Was braucht es, um Zukunftstechnologien optimal zu nutzen? Im SUITS. Talk spricht KI-Experte Dr. Wolfgang Hildesheim mit SUITS.-Partner Alexander Ebert über die Chancen und Möglichkeiten von Künstlicher Intelligenz in Unternehmen.

Wann wird die künstliche die menschliche Intelligenz übersteigen?

Die Menschheit ist ohne jeden Zweifel auf dem Weg dahin, aber wir sind noch weit entfernt vom Punkt der Superintelligenz.

Es gibt also noch kein Datum.

Selbst die Experten sind sich sehr uneins, wann und ob das überhaupt erreicht wird, weil sich dafür sowohl die Hard- als auch die Software deutlich weiter entwickeln müssen. Insofern gibt es Superintelligenz aktuell nur in Hollywood-Filmen und Science-Fiction-Romanen. Genauso wenig gibt es die sogenannte General AI, die sich an eine Vielzahl verschiedener Dinge anpassen kann. Anders ist es in dem Fall einer schwachen AI, wo man KI für einen ganz bestimmten Zweck entwickelt und trainiert, wie z.B. Schach oder Go zu spielen oder autonom zu fahren. Das kann die heutige Technik bereits. Hier wird es gewaltige Fortschritte geben im Hinblick auf bessere Produkte und Produktivitäts-Steigerungen. Deutschland muss allerdings aufpassen, dass es nicht komplett den Anschluss verliert, so wie damals bei der Erfindung des Internet.

Sie sind mit IBM Watson dabei ja an vorderster Front unterwegs. Was kann Ihre KI im Unterschied zu anderen KIs etwa von Google, Amazon, Apple oder Meta?
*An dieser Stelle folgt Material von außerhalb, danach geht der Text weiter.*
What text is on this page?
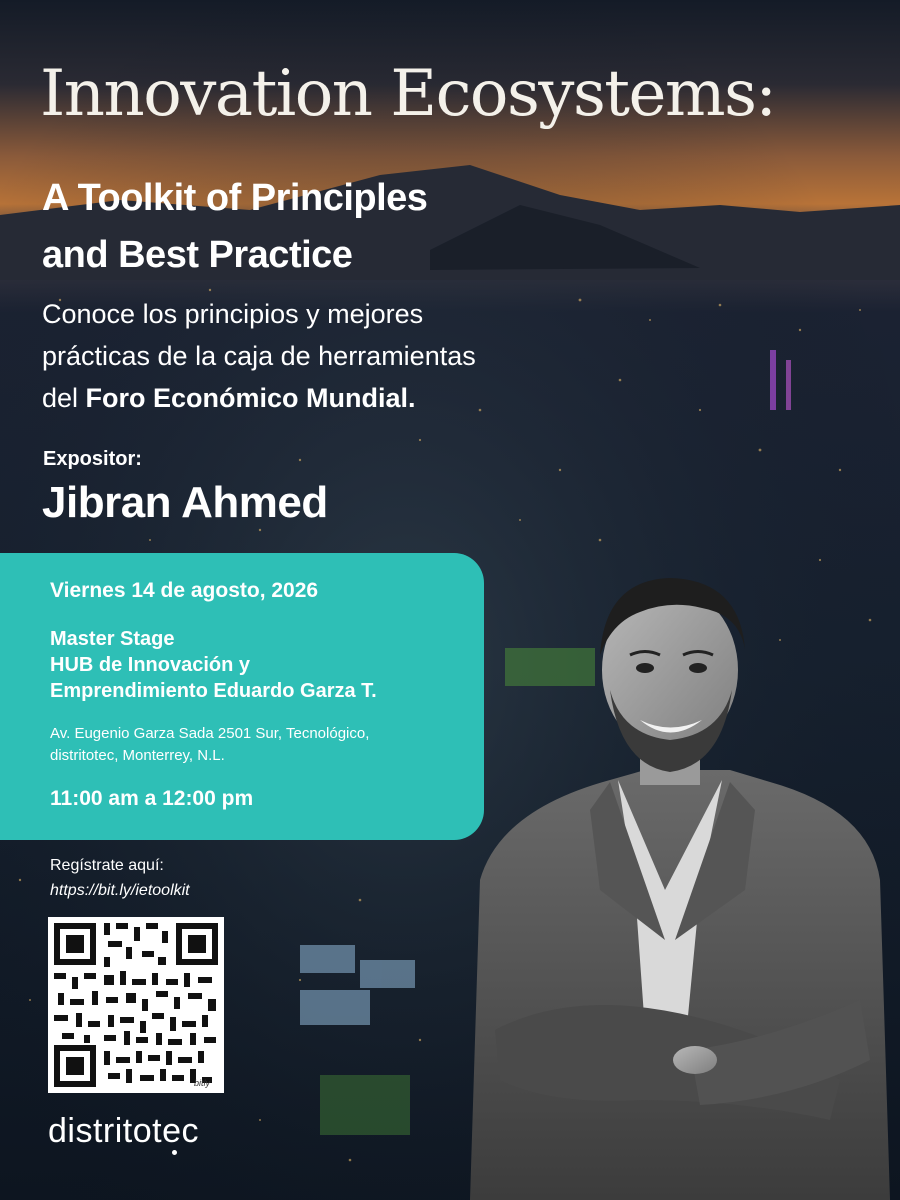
Innovation Ecosystems:
A Toolkit of Principles
and Best Practice

Conoce los principios y mejores
prácticas de la caja de herramientas
del Foro Económico Mundial.

Expositor:
Jibran Ahmed
Viernes 14 de agosto, 2026
Master Stage
HUB de Innovación y
Emprendimiento Eduardo Garza T.
Av. Eugenio Garza Sada 2501 Sur, Tecnológico,
distritotec, Monterrey, N.L.
11:00 am a 12:00 pm
Regístrate aquí:
https://bit.ly/ietoolkit
bitly
distritotec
IBM hat stets eine Vorreiterrolle gespielt. So war z.B. im letzten Jahrhundert der Schachcomputer Deep Blue ein Epoche machendes System, das gegen den damaligen Weltmeister Gari Kasparov gewann. Dann die IBM-Lösung im Einsatz bei der amerikanischen Fernsehshow Jeopardy: Hier konnte die KI die sehr komplizierten und vielfältigen Fragen aus diversen Wissensfeldern schneller und besser beantworten als die hochintelligenten Mitspieler. Das war eine KI-Anwendung im Bereich der natürlichen Sprachverarbeitung. So verfügt IBM heute über eine Vielzahl von KI-Werkzeugen und Services, mit denen sie heute eine große Vielzahl an KI-Projekten umsetzen können – bei der Sprachverarbeitung, beim Machine Learning, beim Deep Learning.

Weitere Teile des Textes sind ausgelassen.